I risultati definitivi e completi erano previsti per la mattinata del 30 Ottobre. Ad oggi, a sette giorni dalle elezioni straordinarie per il rinnovo della Verchovna Rada, l’organo legislativo ucraino, la percentuale di completamento nella metà disciplinata dalle liste elettorali è ancora attestata al 99,92%, cresciuta molto lentamente dal 99,74% del 31 Ottobre. Nella metà allocata attraverso i collegi uninominali al 99,92%. Questa lentezza nello scrutinare i voti non ha riguardato in modo proporzionale ogni collegio elettorale, bensì tre specifici collegi tra i 223 che suddividono l’Ucraina:
- Il collegio 137 nella regione di Odessa, passato dal 88,61% della prima rilevazione del 30 Ottobre, al 99% della seconda rilevazione, fino al completamento del 1° Novembre.
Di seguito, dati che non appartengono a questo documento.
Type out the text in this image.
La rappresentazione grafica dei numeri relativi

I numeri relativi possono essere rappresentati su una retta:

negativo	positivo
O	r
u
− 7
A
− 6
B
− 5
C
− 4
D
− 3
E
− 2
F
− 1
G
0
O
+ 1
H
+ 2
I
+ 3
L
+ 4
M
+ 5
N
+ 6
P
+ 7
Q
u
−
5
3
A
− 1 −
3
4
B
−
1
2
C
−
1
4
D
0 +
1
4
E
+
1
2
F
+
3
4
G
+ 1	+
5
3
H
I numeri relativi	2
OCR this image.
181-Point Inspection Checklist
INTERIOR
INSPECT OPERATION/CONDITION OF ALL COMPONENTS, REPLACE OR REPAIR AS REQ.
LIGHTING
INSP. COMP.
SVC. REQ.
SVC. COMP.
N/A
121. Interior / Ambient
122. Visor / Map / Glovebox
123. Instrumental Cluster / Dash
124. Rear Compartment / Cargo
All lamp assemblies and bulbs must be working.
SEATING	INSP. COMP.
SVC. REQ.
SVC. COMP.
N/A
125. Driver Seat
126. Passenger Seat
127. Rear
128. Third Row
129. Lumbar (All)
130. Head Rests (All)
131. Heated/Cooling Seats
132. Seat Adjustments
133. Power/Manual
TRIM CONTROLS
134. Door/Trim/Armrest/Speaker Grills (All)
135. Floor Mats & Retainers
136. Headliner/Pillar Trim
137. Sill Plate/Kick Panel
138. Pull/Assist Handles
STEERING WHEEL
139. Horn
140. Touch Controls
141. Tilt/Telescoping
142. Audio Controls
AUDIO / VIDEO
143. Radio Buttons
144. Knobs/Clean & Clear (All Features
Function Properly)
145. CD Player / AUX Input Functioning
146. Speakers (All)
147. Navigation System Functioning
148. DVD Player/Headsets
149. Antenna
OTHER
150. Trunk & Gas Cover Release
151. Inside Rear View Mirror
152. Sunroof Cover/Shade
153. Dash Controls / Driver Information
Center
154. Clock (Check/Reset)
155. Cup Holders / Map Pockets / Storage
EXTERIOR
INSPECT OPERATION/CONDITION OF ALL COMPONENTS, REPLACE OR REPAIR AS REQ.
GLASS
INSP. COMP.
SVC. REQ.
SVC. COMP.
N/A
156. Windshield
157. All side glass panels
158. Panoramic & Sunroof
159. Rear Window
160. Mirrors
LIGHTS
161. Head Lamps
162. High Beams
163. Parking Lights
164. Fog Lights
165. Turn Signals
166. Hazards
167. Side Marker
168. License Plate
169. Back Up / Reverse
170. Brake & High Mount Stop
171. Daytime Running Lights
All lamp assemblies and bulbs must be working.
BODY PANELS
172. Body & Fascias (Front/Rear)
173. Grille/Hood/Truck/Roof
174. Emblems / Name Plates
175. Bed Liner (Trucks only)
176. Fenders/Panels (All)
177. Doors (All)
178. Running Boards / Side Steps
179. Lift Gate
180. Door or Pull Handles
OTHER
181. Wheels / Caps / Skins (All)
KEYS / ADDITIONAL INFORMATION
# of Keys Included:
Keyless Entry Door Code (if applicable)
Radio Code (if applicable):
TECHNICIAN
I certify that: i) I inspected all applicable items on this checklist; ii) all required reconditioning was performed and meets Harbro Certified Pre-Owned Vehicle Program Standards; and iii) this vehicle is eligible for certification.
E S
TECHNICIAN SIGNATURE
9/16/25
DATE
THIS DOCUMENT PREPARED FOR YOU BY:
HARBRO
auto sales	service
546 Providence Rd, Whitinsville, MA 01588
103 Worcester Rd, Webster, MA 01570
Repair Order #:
Qui ha vinto nel collegio uninominale un indipendente ed ha primeggiato il Blocco del Presidente Porošenko.
- Il collegio 49 nella regione di Donec’k, la più problematica sul fronte del voto, passato dal 75% delle prime rilevazioni, al 98,43% e completamento nelle successive rilevazioni. Ancora a prevalere nel collegio uninominale un indipendente; poco sorprendentemente è il Fronte dell’Opposizione a primeggiare nei voti alle liste elettorali, seguito a poca distanza dal Blocco Porošenko e dal Partito Comunista Ucraino, in un ordine che con poche variazioni ha riguardato l’intero Oblast’ di Donec’k, segno evidente dell’aria che si respira nell’est dell’Ucraina non controllato da Novorossija.
- Infine è il collegio 59, sempre nell’Oblast’ di Donec’k, che pesa nello 0,08% mancante per il completamento degli scrutinii. Dopo un periodo in cui è stato fisso al 74,77%, al 3 novembre esso si è assestato al 76,57%, con 6491 voti conteggiati. La situazione è speculare rispetto al collegio 49, contrapposizione Fronte d’Opposizione/Blocco Petro Porošenko e Partito Comunista al terzo posto distanziato. Perché lo scrutinio possa dirsi completo, mancano all’appello 2123 voti.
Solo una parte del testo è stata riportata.